Who should consider clinical trials for fanconi anemia?

Patients considered to be able to give informed consent, a diagnosis at least 8 years prior to enrollment, and a high risk of acute myeloid leukemia. Patients should also be informed about the expected potential benefit, as this will significantly affect treatment decisions and outcomes.

Anonymous Patient Answer

Have there been any new discoveries for treating fanconi anemia?

The development of modern therapies for managing symptoms of FAN has been made possible by the results of clinical trials in the past twenty years. The combination therapy of androgens, hydroxyurea and cytarabine has been shown to be very effective on reducing symptoms, improving survival and mitigating the potential for secondary diseases from chronic exposure to chemotherapy drugs. FANCG mutation testing has been shown to be very informative for detecting FAN patients eligible for early intervention with combined androgen/hydroxyurea/cytarabine treatment and for the detection of secondary malignancies. [Power](http://www.withpower.

Anonymous Patient Answer

What are the latest developments in jsp191 for therapeutic use?

jsp191 was found to be well tolerated in combination with low-dose 5-FU without the necessity to use large bolus doses of 5-FU, which had previously been associated with severe mucositis. It is possible that jsp191, at low doses, could serve as an effective alternative to 5-FU in the treatment of patients with FANCC.

Anonymous Patient Answer

Does fanconi anemia run in families?

Fanconi anemia was found among both familial and sporadic cases. Fanconi anemia is a recessive disorder and seems to be more frequent than carrier in the community. We found a high prevalence of Fanconi anemia in our familial cases and anticipate that this will be the predominant report of Fanconi anemia among FANCA families.

Anonymous Patient Answer

What are the common side effects of jsp191?

Jsp191 injection has no side effects. Furthermore, the injection is safe and there is no sign of immunogenicity. The therapeutic effect of Jsp191 in treatment of Fanconi Anemia is significant. Therefore, Jsp191 is a potential gene knockdown agent for treating Fanconi Anemia.

Anonymous Patient Answer

Does jsp191 improve quality of life for those with fanconi anemia?
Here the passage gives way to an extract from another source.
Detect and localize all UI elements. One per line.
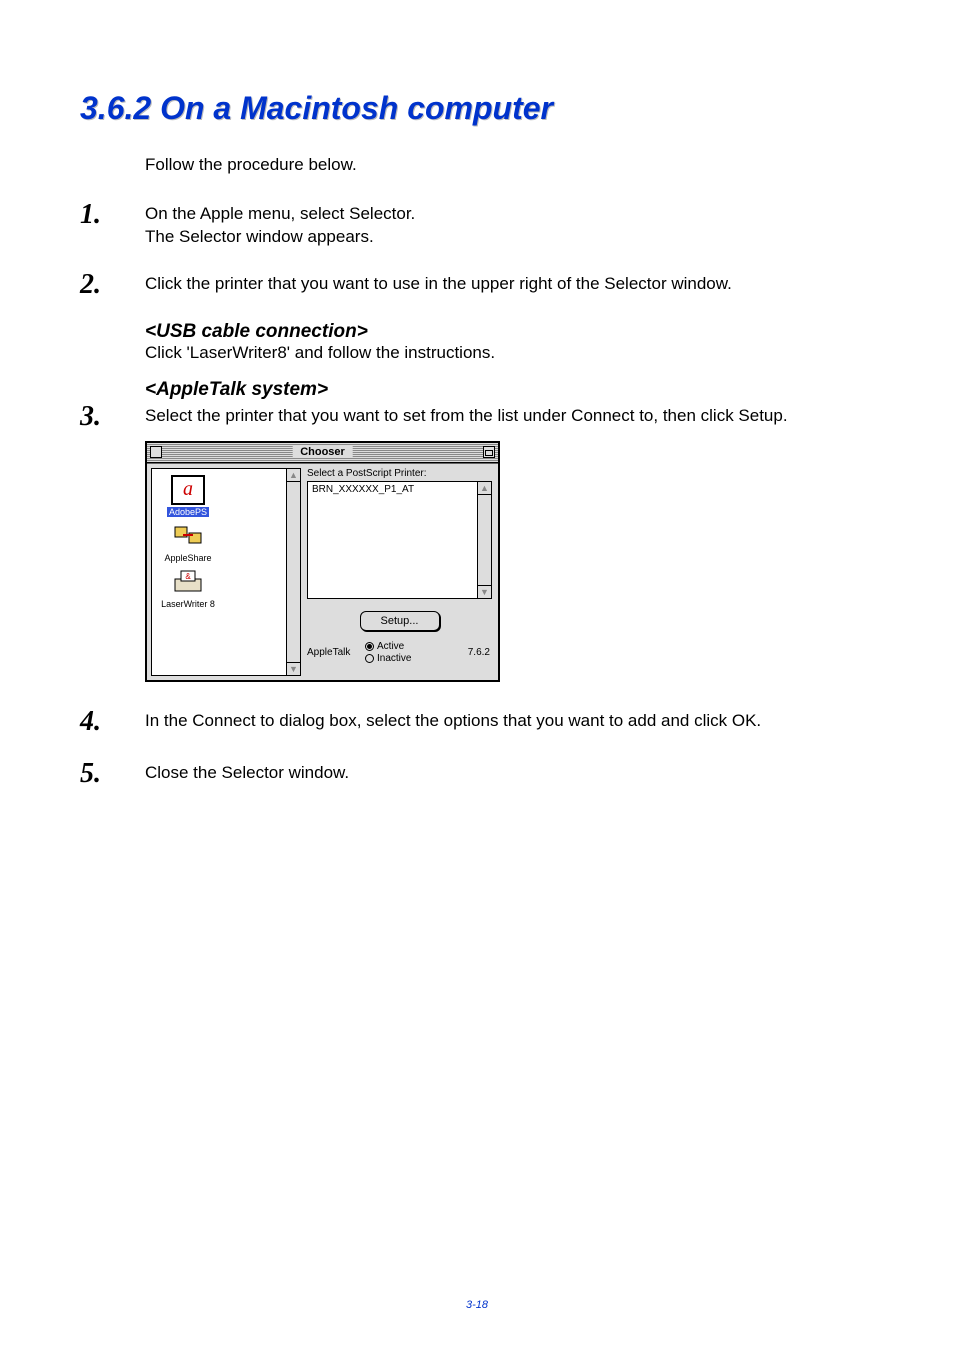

Results from a recent clinical trial of our study indicate that the Jsp191 intervention for 6- to 20-month periods was safe and effective for achieving and maintaining improvements in physical and mental health parameters in patients with FA. Results from a recent clinical trial has provided further evidence that, given carefully chosen indications, chronic immunosuppressant therapies may be safely withdrawn in selected FAz patients.

Anonymous Patient Answer
See if you qualify for this trial
Get access to this novel treatment for Fanconi Anemia by sharing your contact details with the study coordinator.